Laulii is a village on the eastern side of Tutuila Island in American Samoa. It is located in Sua County. Entering the village of Laulii, one has to climb a small hill where a lighthouse is located. The village's rugby club is named after the lighthouse — Moli ole Ava. It is one of the most successful and oldest clubs in the territory. Many well-known players have emerged from Laulii, such as Vui Eli Tagaloa, the current coach, Ropeti Taula, and others. The village is divided into two sections: Lauliituai (Old Town) and Lauliifou (New Laulii).As of Late 2020 there are 6 Christian Worship Churches in Laulii. The Methodist, The Catholic, The London Missionary Society, Church, Assembly of God, Church of Christ  Latter Day Saints Laulii Ward, Saint John's Episcopal Church.     Breakers Point Naval Guns, which is listed on the U.S. National Register of Historic Places is located at Tafananai near Lauliifou. 

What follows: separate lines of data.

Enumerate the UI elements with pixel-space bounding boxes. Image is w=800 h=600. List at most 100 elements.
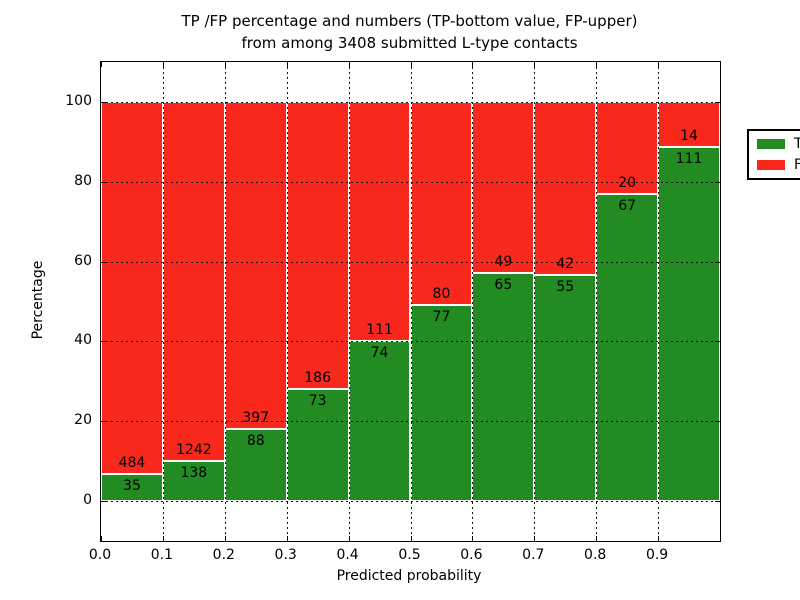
tp-bar-segment: [101, 474, 163, 502]
tp-count-label: 65: [494, 277, 513, 294]
fp-bar-segment: [101, 101, 163, 475]
tp-count-label: 138: [180, 465, 208, 482]
legend: TP FP: [747, 129, 800, 180]
tp-count-label: 55: [556, 278, 575, 295]
y-axis-tick: [101, 261, 106, 263]
y-axis-tick: [101, 181, 106, 183]
legend-label-fp: FP: [794, 157, 800, 173]
fp-count-label: 397: [242, 409, 270, 426]
x-axis-tick: [658, 536, 660, 541]
vertical-gridline: [410, 62, 412, 541]
x-tick-label: 0.8: [584, 547, 607, 563]
y-axis-tick: [101, 501, 106, 503]
fp-bar-segment: [348, 101, 411, 342]
x-tick-label: 0.2: [212, 547, 235, 563]
y-axis-label: Percentage: [30, 260, 46, 340]
fp-count-label: 42: [556, 255, 575, 272]
x-axis-tick-top: [596, 62, 598, 67]
y-tick-label: 80: [74, 172, 92, 189]
tp-count-label: 88: [246, 432, 265, 449]
x-axis-tick: [286, 536, 288, 541]
tp-bar-segment: [658, 146, 720, 502]
y-axis-tick-right: [715, 341, 720, 343]
fp-count-label: 186: [304, 369, 331, 386]
fp-bar-segment: [410, 101, 473, 306]
chart-title-line1: TP /FP percentage and numbers (TP-bottom…: [181, 12, 638, 30]
y-axis-tick-right: [715, 181, 720, 183]
tp-count-label: 67: [618, 197, 637, 214]
x-axis-tick: [410, 536, 412, 541]
vertical-gridline: [162, 62, 164, 541]
tp-count-label: 74: [370, 345, 389, 362]
chart-title-line2: from among 3408 submitted L-type contact…: [241, 34, 578, 52]
fp-color-swatch: [757, 160, 785, 170]
legend-item-fp: FP: [757, 158, 800, 172]
fp-count-label: 111: [366, 322, 393, 339]
x-axis-tick-top: [224, 62, 226, 67]
x-tick-label: 0.0: [88, 547, 112, 563]
y-tick-label: 20: [74, 412, 92, 429]
x-axis-tick-top: [286, 62, 288, 67]
x-axis-tick: [534, 536, 536, 541]
tp-count-label: 111: [675, 150, 703, 167]
vertical-gridline: [286, 62, 288, 541]
vertical-gridline: [348, 62, 350, 541]
vertical-gridline: [224, 62, 226, 541]
x-axis-tick-top: [658, 62, 660, 67]
y-tick-label: 100: [65, 92, 92, 109]
fp-count-label: 49: [494, 254, 513, 271]
y-axis-tick-right: [715, 261, 720, 263]
y-tick-label: 0: [83, 492, 92, 509]
tp-bar-segment: [162, 461, 225, 502]
vertical-gridline: [658, 62, 660, 541]
tp-count-label: 73: [308, 392, 327, 409]
y-tick-label: 40: [74, 332, 92, 349]
tp-count-label: 77: [432, 309, 451, 326]
legend-label-tp: TP: [794, 136, 800, 152]
y-axis-tick-right: [715, 101, 720, 103]
x-tick-label: 0.7: [522, 547, 545, 563]
y-axis-tick-right: [715, 501, 720, 503]
x-axis-tick: [596, 536, 598, 541]
x-axis-label: Predicted probability: [336, 568, 482, 584]
chart-title: TP /FP percentage and numbers (TP-bottom…: [100, 10, 719, 54]
fp-bar-segment: [224, 101, 287, 429]
x-axis-tick-top: [534, 62, 536, 67]
fp-bar-segment: [162, 101, 225, 462]
fp-count-label: 484: [118, 455, 146, 472]
y-axis-tick: [101, 341, 106, 343]
tp-bar-segment: [472, 273, 535, 502]
x-tick-label: 0.5: [398, 547, 421, 563]
tp-bar-segment: [410, 305, 473, 502]
vertical-gridline: [472, 62, 474, 541]
x-axis-tick: [162, 536, 164, 541]
vertical-gridline: [596, 62, 598, 541]
y-axis-tick: [101, 101, 106, 103]
tp-count-label: 35: [123, 478, 141, 495]
x-axis-tick: [101, 536, 102, 541]
x-axis-tick: [472, 536, 474, 541]
x-tick-label: 0.3: [274, 547, 297, 563]
fp-bar-segment: [286, 101, 349, 389]
fp-count-label: 14: [680, 127, 698, 144]
x-axis-tick-top: [101, 62, 102, 67]
y-axis-tick: [101, 421, 106, 423]
fp-count-label: 20: [618, 174, 637, 191]
fp-count-label: 1242: [176, 442, 212, 459]
tp-color-swatch: [757, 139, 785, 149]
x-axis-tick: [224, 536, 226, 541]
tp-bar-segment: [286, 388, 349, 502]
tp-bar-segment: [534, 274, 597, 502]
x-tick-label: 0.4: [336, 547, 359, 563]
y-tick-label: 60: [74, 252, 92, 269]
x-tick-label: 0.1: [150, 547, 174, 563]
plot-inner: 484 35 1242 138 397 88 186 73 111 74 80 77 49 65 42 55 2…: [101, 62, 720, 541]
x-axis-tick-top: [162, 62, 164, 67]
fp-bar-segment: [534, 101, 597, 275]
fp-bar-segment: [472, 101, 535, 274]
x-axis-tick: [348, 536, 350, 541]
x-tick-label: 0.9: [645, 547, 669, 563]
legend-item-tp: TP: [757, 137, 800, 151]
fp-count-label: 80: [432, 286, 451, 303]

Laulii had a population of 892 residents as of the 2010 U.S. Census, down from 937 residents recorded in 2000.

History
In 1901, a meeting was held at Laulii in the honor of Benjamin Franklin Tilley, where Mrs. Tilley had the distinction of turning the first sod of the road planned to connect Laulii with Fagaitua. The road received the name William McKinley Memorial Road.

On May 6, 2018, a new Church of Jesus Christ of Latter-day Saints congregation was established in Laulii. Prior to its formation, LDS church members joined with fellow LDS members in Auto to worship.